Incremental caldera collapse at Kīlauea Volcano recorded in ground tilt and high-rate GNSS data, with implications for collapse dynamics and the magma system

Ground deformation during caldera collapse at Kīlauea Volcano in 2018 was recorded in unprecedented detail on a network of real-time GNSS (Global Navigation Satellite System) and tilt instruments. Observations informed hazard assessments during the eruption and now yield insight into collapse dynamics and the magma system. The caldera grew in size over 78 days in a series of repeating, quasi-periodic ∼ day-long cycles.
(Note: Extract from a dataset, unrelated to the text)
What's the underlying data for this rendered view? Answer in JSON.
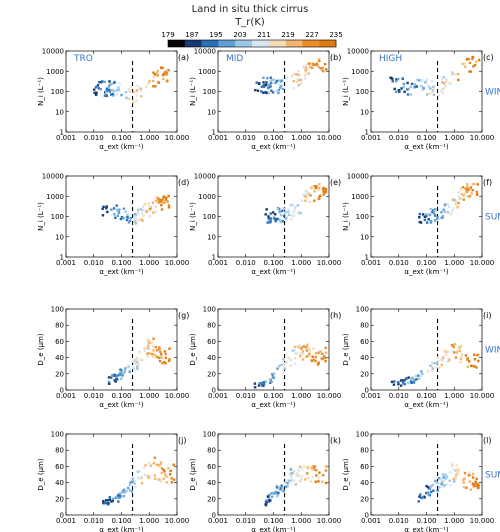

During abrupt seconds-long collapse events, fault-bounded caldera blocks subsided by meters, while the surrounding edifice moved upwards and outwards by as much as tens of centimeters. Between collapses, stations outside of the caldera moved inwards and downwards at decreasing rates, largely reversing co-collapse deformations. In total, the caldera subsided >500 m at its deepest point while the surrounding edifice subsided mostly less than 2 m chiefly in a region south of the new caldera. Ground deformation reflects magma withdrawal from the broader summit magma system and faulting processes related to collapse. Deformation cycles were caused by step-like pressurization of Kīlauea’s subcaldera magma system due to episodic, stick-slip roof rock subsidence, followed by gradual pressure reduction as magma continued to drain from the summit, stressing faults and leading to subsequent collapses. A model of piston-like subsidence implies that larger collapses increased pressure in a compressible subcaldera magma reservoir by several MPa, driving flow to the rift through a relatively wide conduit. Collapses did not fully recover precollapse pressure loss in the reservoir, and excess pressure driving the eruption was very low; the eruption was thus tenuously sustained by collapses. Important open questions remain about the relation between caldera floor subsidence and ground deformation, the role of other magma storage zones, and the interplay of summit and rift processes in controlling the evolution of the eruption.